At Thornwick, Tom had been descried in the yard, by the spying organs of one of the servants—a woman not very young, and not altogether innocent of nightly interviews. Through the small window of her closet she had seen, and having seen she watched—not without hope she might be herself the object of the male presence, which she recognized as that of Tom Helmer, whom almost everybody knew. In a few minutes, however, Letty appeared behind him, and therewith a throb of evil joy shot through her bosom: what a chance! what a good joke! what a thing for her to find out Miss Letty; to surprise her naughty secret! to have her in her power! She would have no choice but tell her everything—and then what privileges would be hers! and what larks they two would have together, helping each other! She had not a thought of betraying her: there would be no fun in that! not the less would she encourage a little the fear that she might, for it would be as a charm in her bosom to work her will withal!—To make sure of Letty and her secret, partly also in pure delight of mischief, and enjoyment of the power to tease, she stole down stairs, and locked the kitchen door—the bolt of which, for reasons of her own, she kept well oiled; then sat down in an old rocking-chair, and waited—I can not say watched, for she fell fast asleep. Letty lifted the latch almost too softly for her to have heard had she been awake; but on the door-step Letty, had she been capable of listening, might have heard her snoring.

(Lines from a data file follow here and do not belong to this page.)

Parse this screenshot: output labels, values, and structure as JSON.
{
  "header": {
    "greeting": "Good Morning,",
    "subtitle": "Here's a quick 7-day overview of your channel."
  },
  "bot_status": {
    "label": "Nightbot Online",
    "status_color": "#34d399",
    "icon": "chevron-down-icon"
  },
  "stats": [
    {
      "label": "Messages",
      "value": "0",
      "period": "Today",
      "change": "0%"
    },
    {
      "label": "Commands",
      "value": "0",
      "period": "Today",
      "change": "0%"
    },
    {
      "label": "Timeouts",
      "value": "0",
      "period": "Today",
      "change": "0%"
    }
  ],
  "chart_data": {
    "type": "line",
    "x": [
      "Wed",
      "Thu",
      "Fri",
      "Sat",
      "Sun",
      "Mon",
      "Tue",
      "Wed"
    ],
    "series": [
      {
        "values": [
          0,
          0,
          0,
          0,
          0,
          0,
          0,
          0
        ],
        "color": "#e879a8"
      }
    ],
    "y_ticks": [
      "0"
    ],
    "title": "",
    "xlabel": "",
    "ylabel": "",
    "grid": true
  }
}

When the young woman awoke in the cold gray of the morning, and came to herself, compunction seized her. Opening the door softly, she went out and searched everywhere; then, having discovered no trace of Letty, left the door unlocked, and went to bed, hoping she might yet find her way into the house before Mrs. Wardour was down.
When that lady awoke at the usual hour, and heard no sound of stir, she put on her dressing-gown, and went, in the anger of a housekeeper, to Letty's room: there, to her amazement and horror, she saw the bed had lain all the night expectant. She hurried thence to the room occupied by the girl who was the cause of the mischief. Roused suddenly by the voice of her mistress, she got up half awake, and sleepy-headed; and, assailed by a torrent of questions, answered so, in her confusion, as to give the initiative to others: before she was well awake, she had told all she had seen from the window, but nothing of what she had herself done. Mrs. Wardour hurried to the kitchen, found the door on the latch, believed everything and much more, went straight to her son's room, and, in a calm rage, woke him up, and poured into his unwilling ears a torrent of mingled fact and fiction, wherein floated side by side with Letty's name every bad adjective she could bring the lips of propriety to utter. Before he quite came to himself the news had well-nigh driven him mad. There stood his mother, dashing her cold hailstorm of contemptuous wrath on the girl he loved, whom he had gone to bed believing the sweetest creature in creation, and loving himself more than she dared show! He had been dreaming of her with the utmost tenderness, when his mother woke him with the news that she had gone in the night with Tom Helmer, the poorest creature in the neighborhood.
"For God's sake, mother," he cried, "go away, and let me get up!"